You also have to factor in how terrible post-doc pay and job security is, just to have a shot at getting on the tenure track. In the US it's half of that 80k number in bio research.
We also need to dispel the myth that tenure track academic roles are the only jobs for scientists. In my field, one can have a wonderful, decently-paying career working in some of the most desirable places in the US if they go the national lab route. There's also a thriving private sector which will just get bigger. This doesn't even factor in the exit ramp careers if, late in the game, a student realizes that "science" isn't quite what they want to do for their 9-5 - e.g., trading in all of those hundreds or thousands of hours grinding data analyses for their Masters/PhD for a career in data science or software engineering.

We should make sure that folks understand a modern career in science may look, from a salary and QoL perspective, quite like a doctor or other professional. High-stress, relatively low-pay, challenging from your late teens to late twenties, then a rapid increase in earning power and opportunity into your early thirties.

I completely agree, but I think most people who arrive at this perspective only reach this view after spending time in industry or adjacent to people working there.

A lot of the focus on tenure track jobs comes from professors and academics who dedicate their life almost solely in academic environments (so in their view, it’s a rather unhealthy attitude of academic tenure or bust). I’m not sure how feasible this is, but perhaps a work-study private sector summer internship could be an encouraged part of certain PhD, to widen perspectives and help both students and professors better understand the possibilities out there, which someone can be motivated to strive for, rather than settle for.

Absolutely. There have always been domains where industry roles have been just as sought after as academic ones - think Computer Science broadly, and all the opportunities one has with a PhD there. Other domains have been slow to catch on to this, but it seems like there has been an inflection point over the past 10 years where we're just so grossly overproducing PhDs in so many domains relative to academic jobs that there is mounting pressure on degree programs to revamp their training/prep for "alternative" career paths.

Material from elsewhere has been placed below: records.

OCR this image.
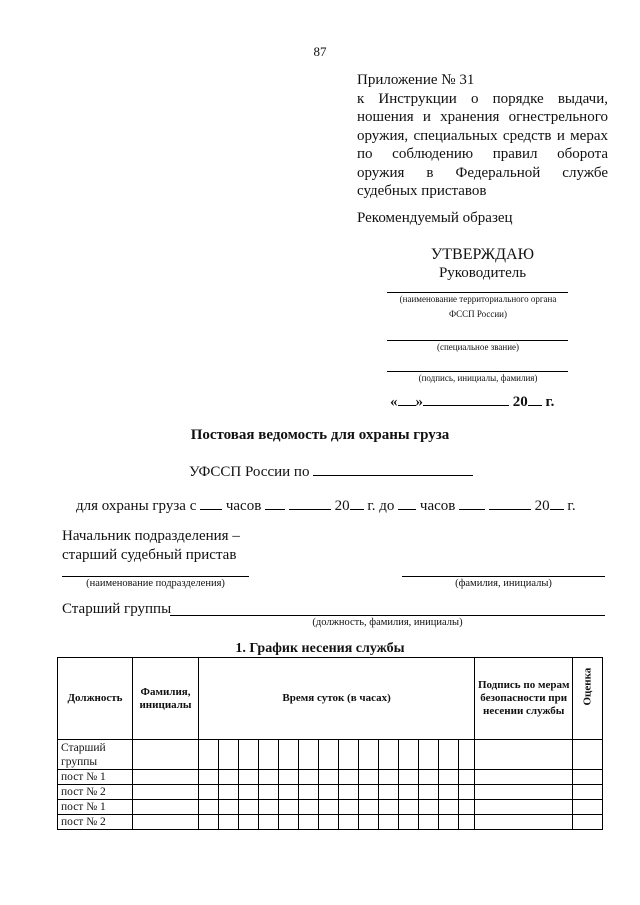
87
Приложение № 31
к Инструкции о порядке выдачи,
ношения и хранения огнестрельного
оружия, специальных средств и мерах
по соблюдению правил оборота
оружия в Федеральной службе
судебных приставов
Рекомендуемый образец
УТВЕРЖДАЮ
Руководитель
(наименование территориального органа
ФССП России)
(специальное звание)
(подпись, инициалы, фамилия)
« »	20 г.
Постовая ведомость для охраны груза
УФССП России по
для охраны груза с часов	20 г. до часов	20 г.
Начальник подразделения –
старший судебный пристав
(наименование подразделения)	(фамилия, инициалы)
Старший группы
(должность, фамилия, инициалы)
1. График несения службы
Должность	Фамилия, инициалы	Время суток (в часах)														Подпись по мерам безопасности при несении службы	Оценка

Старший группы																	
пост № 1																	
пост № 2																	
пост № 1																	
пост № 2																	
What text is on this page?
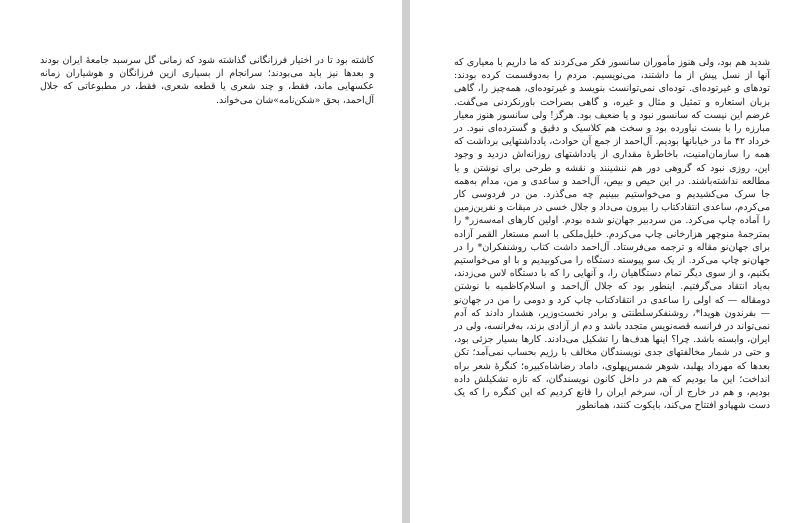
کاشته بود تا در اختیار فرزانگانی گذاشته شود که زمانی گل سرسبد جامعهٔ ایران بودند و بعدها نیز باید می‌بودند؛ سرانجام از بسیاری ازین فرزانگان و هوشیاران زمانه عکسهایی ماند، فقط، و چند شعری یا قطعه شعری، فقط، در مطبوعاتی که جلال آل‌احمد، بحق «شکن‌نامه»شان می‌خواند.

شدید هم بود، ولی هنوز مأموران سانسور فکر می‌کردند که ما داریم با معیاری که آنها از نسل پیش از ما داشتند، می‌نویسیم. مردم را به‌دوقسمت کرده بودند: تودهای و غیرتوده‌ای. توده‌ای نمی‌توانست بنویسد و غیرتوده‌ای، همه‌چیز را، گاهی بزبان استعاره و تمثیل و مثال و غیره، و گاهی بصراحت باورنکردنی می‌گفت. غرضم این نیست که سانسور نبود و یا ضعیف بود. هرگز! ولی سانسور هنوز معیار مبارزه را با بست نیاورده بود و سخت هم کلاسیک و دقیق و گسترده‌ای نبود. در خرداد ۴۲ ما در خیابانها بودیم. آل‌احمد از جمع آن حوادث، یادداشتهایی برداشت که همه را سازمان‌امنیت، باخاطرهٔ مقداری از یادداشتهای روزانه‌اش دزدید و وجود این، روزی نبود که گروهی دور هم ننشینند و نقشه و طرحی برای نوشتن و یا مطالعه نداشته‌باشند. در این حیص و بیص، آل‌احمد و ساعدی و من، مدام به‌همه جا سرک می‌کشیدیم و می‌خواستیم ببینیم چه می‌گذرد. من در فردوسی کار می‌کردم، ساعدی انتقاد‌کتاب را بیرون می‌داد و جلال خسی در میقات و نفرین‌زمین را آماده چاپ می‌کرد. من سردبیر جهان‌نو شده بودم. اولین کارهای امه‌سه‌زر* را بمترجمهٔ منوچهر هزارخانی چاپ می‌کردم. خلیل‌ملکی با اسم مستعار القمر آزاده برای جهان‌نو مقاله و ترجمه می‌فرستاد. آل‌احمد داشت کتاب روشنفکران* را در جهان‌نو چاپ می‌کرد. از یک سو پیوسته دستگاه را می‌کوبیدیم و با او می‌خواستیم بکنیم، و از سوی دیگر تمام دستگاهیان را، و آنهایی را که با دستگاه لاس می‌زدند، به‌یاد انتقاد می‌گرفتیم. اینطور بود که جلال آل‌احمد و اسلام‌کاظمیه با نوشتن دومقاله — که اولی را ساعدی در انتقاد‌کتاب چاپ کرد و دومی را من در جهان‌نو — بفرندون هویدا*، روشنفکر‌سلطنتی و برادر نخست‌وزیر، هشدار دادند که آدم نمی‌تواند در فرانسه قصه‌نویس متجدد باشد و دم از آزادی بزند، به‌فرانسه، ولی در ایران، وابسته باشد. چرا؟ اینها هدف‌ها را تشکیل می‌دادند. کارها بسیار جزئی بود، و حتی در شمار مخالفتهای جدی نویسندگان مخالف با رژیم بحساب نمی‌آمد؛ تکن بعدها که مهرداد پهلبد، شوهر شمس‌پهلوی، داماد رضاشاه‌کبیره؛ کنگرهٔ شعر براه انداخت؛ این ما بودیم که هم در داخل کانون نویسندگان، که تازه تشکیلش داده بودیم، و هم در خارج از آن، سرخم ایران را قانع کردیم که این کنگره را که یک دست شهپادو افتتاح می‌کند، بایکوت کنند، همانطور
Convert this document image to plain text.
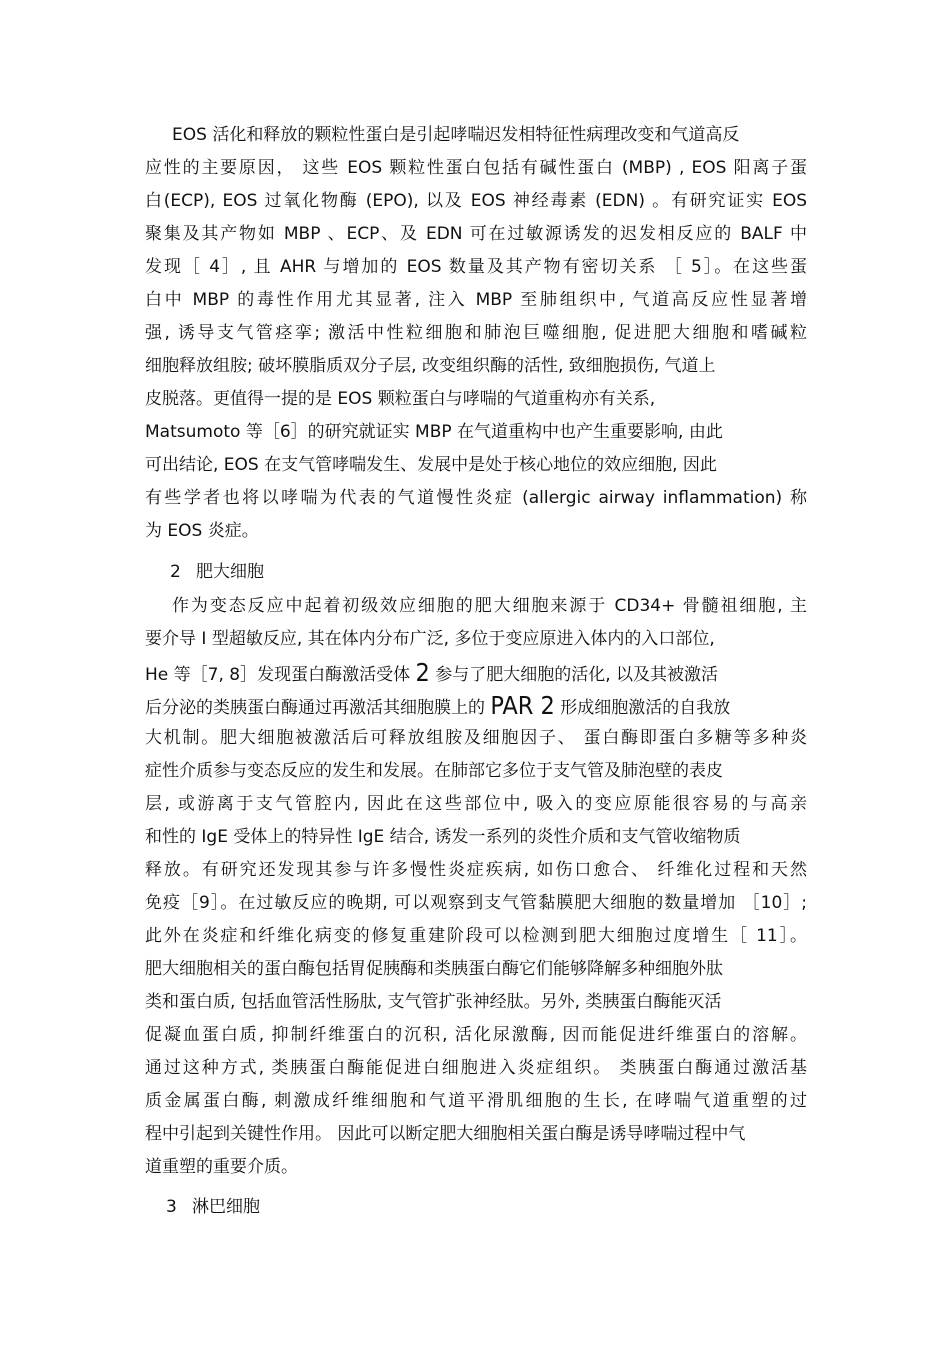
EOS 活化和释放的颗粒性蛋白是引起哮喘迟发相特征性病理改变和气道高反
应性的主要原因， 这些 EOS 颗粒性蛋白包括有碱性蛋白 (MBP) , EOS 阳离子蛋
白(ECP), EOS 过氧化物酶 (EPO), 以及 EOS 神经毒素 (EDN) 。有研究证实 EOS
聚集及其产物如 MBP 、ECP、及 EDN 可在过敏源诱发的迟发相反应的 BALF 中
发现［ 4］, 且 AHR 与增加的 EOS 数量及其产物有密切关系 ［ 5］。在这些蛋
白中 MBP 的毒性作用尤其显著, 注入 MBP 至肺组织中, 气道高反应性显著增
强, 诱导支气管痉挛; 激活中性粒细胞和肺泡巨噬细胞, 促进肥大细胞和嗜碱粒
细胞释放组胺; 破坏膜脂质双分子层, 改变组织酶的活性, 致细胞损伤, 气道上
皮脱落。更值得一提的是 EOS 颗粒蛋白与哮喘的气道重构亦有关系,
Matsumoto 等［6］的研究就证实 MBP 在气道重构中也产生重要影响, 由此
可出结论, EOS 在支气管哮喘发生、发展中是处于核心地位的效应细胞, 因此
有些学者也将以哮喘为代表的气道慢性炎症 (allergic airway inflammation) 称
为 EOS 炎症。
2 肥大细胞
作为变态反应中起着初级效应细胞的肥大细胞来源于 CD34+ 骨髓祖细胞, 主
要介导 I 型超敏反应, 其在体内分布广泛, 多位于变应原进入体内的入口部位,
He 等［7, 8］发现蛋白酶激活受体 2 参与了肥大细胞的活化, 以及其被激活
后分泌的类胰蛋白酶通过再激活其细胞膜上的 PAR 2 形成细胞激活的自我放
大机制。肥大细胞被激活后可释放组胺及细胞因子、 蛋白酶即蛋白多糖等多种炎
症性介质参与变态反应的发生和发展。在肺部它多位于支气管及肺泡壁的表皮
层, 或游离于支气管腔内, 因此在这些部位中, 吸入的变应原能很容易的与高亲
和性的 IgE 受体上的特异性 IgE 结合, 诱发一系列的炎性介质和支气管收缩物质
释放。有研究还发现其参与许多慢性炎症疾病, 如伤口愈合、 纤维化过程和天然
免疫［9］。在过敏反应的晚期, 可以观察到支气管黏膜肥大细胞的数量增加 ［10］;
此外在炎症和纤维化病变的修复重建阶段可以检测到肥大细胞过度增生［ 11］。
肥大细胞相关的蛋白酶包括胃促胰酶和类胰蛋白酶它们能够降解多种细胞外肽
类和蛋白质, 包括血管活性肠肽, 支气管扩张神经肽。另外, 类胰蛋白酶能灭活
促凝血蛋白质, 抑制纤维蛋白的沉积, 活化尿激酶, 因而能促进纤维蛋白的溶解。
通过这种方式, 类胰蛋白酶能促进白细胞进入炎症组织。 类胰蛋白酶通过激活基
质金属蛋白酶, 刺激成纤维细胞和气道平滑肌细胞的生长, 在哮喘气道重塑的过
程中引起到关键性作用。 因此可以断定肥大细胞相关蛋白酶是诱导哮喘过程中气
道重塑的重要介质。
3 淋巴细胞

Myself and colleagues are definitely trying to encourage our alma mater to have more support for externships other opportunities in industry. I think things will continue to change - for the better, for early career scientists - over the next 5-10 years. If only because there is a workforce crisis in my field where skills like AI and software engineering are in extremely high demand, but even 3-4 years ago we actively discouraged PhD students from pursuing this type of work!

In my time as a PhD student (granted still there currently just at the finishing things up stage) I was actually part of founding an organization for students to basically do this. We invited speakers from different fields and had them talk about "alternative" career paths considering the current system basically assumes you want to become a professor. We also included a workshop every year where we would build in career skills and have professionals come and speak. You learn very quickly that there is an incredible range of activities one can do with a PhD.